Neither of those shows the actual EM waves. The second is a graph of power output, not EM shapes. The first is a graph of voltage and of magnetic potential, not of transverse directions.
The actual EM waves from an antenna are sphere waves. The power level doesn't alter the shape of the waves. The sphere-waves contain no sine-shaped wiggles. When emitted from a tower, they spread out starting from the base of the tower (from the ground connection,) not from the tip as shown in pop-culture drawings of radio towers. The most intense waves travel horizontally. Vertically the intensity is zero.
Here's the MIT open courseware animation of e-field lines and EM waves coming from a small dipole antenna in the center. The EM waves take the form of expanding concentric spheres. Note that in the vertical direction the wave-intensity is zero, while in the horizontal direction it's maximum. In this video, for a tower-antenna rather than a dipole, instead we would draw a horizontal line to show the ground surface, then erase the waves inside the earth.
The above animation only shows the e-field part of the EM sphere-waves. The magnetic component is there too: circles of flux oriented at 90deg to the e-field flux. Like this below:
Beware of two widespread misconceptions:
EM waves are transverse waves in the Aether? Nope.

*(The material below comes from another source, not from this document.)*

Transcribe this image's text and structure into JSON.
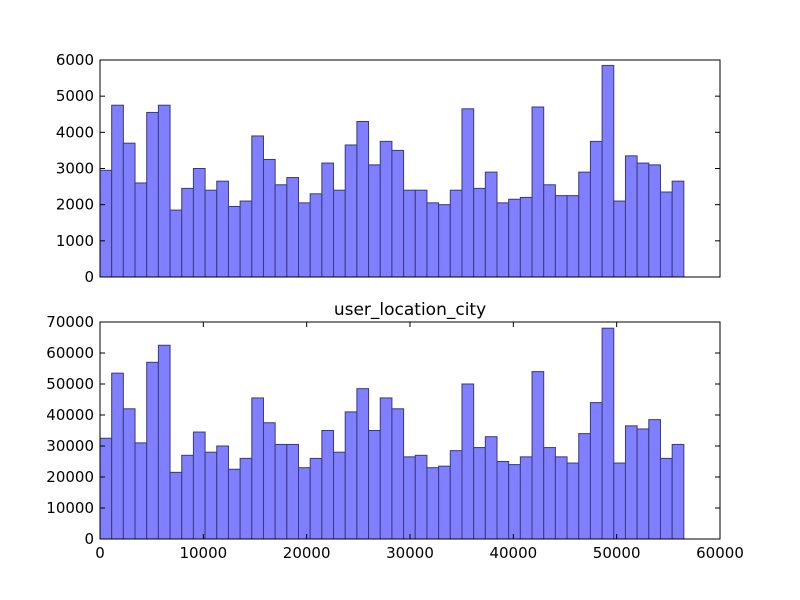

In fact, EM waves are not a motion of a medium. No "substance" is being deflected, nor taking a sine-wave shape in empty space. The flux-lines of the EM fields do not resemble sine waves. Yes, if we plot the numerical values of e-field and b-field flux, we obtain sine waves. But "voltage" and "magnetism" aren't directions, so the graph does not depict polarization: it doesn't show a sine wave in space. To visualize the actual shape of transverse flux-lines and polarized EM waves, see the MIT animation above, with the fields pointing at 90deg to the direction of wave motion. And note well the complete lack of sine waves in that animation. The sine waves only arise in the flux-density (in the spacing of the flux lines at different locations,) but not as sine-shaped curves in empty space.
EM waves radiate from the tip of a broadcasting tower? Wrong.
Numerous pop-culture drawings of broadcasting towers show the radio waves coming from the tip of the tower. No, doesn't happen. The waves actually come from the base. Musing on this, I recall the battle between Marconi and Tesla, with Tesla insisting that radio broadcasts come from the tower base, and involve electric currents in the ground. Tesla lost the battle, even though he was correct about many aspects of VLF and longwave propagation. Marconi was the winner, gets to write the history, so maybe all this stuff about "waves from tower tip" originated with Marconi? As a misguided attempt to debunk Tesla's more-correct description of propagating waves?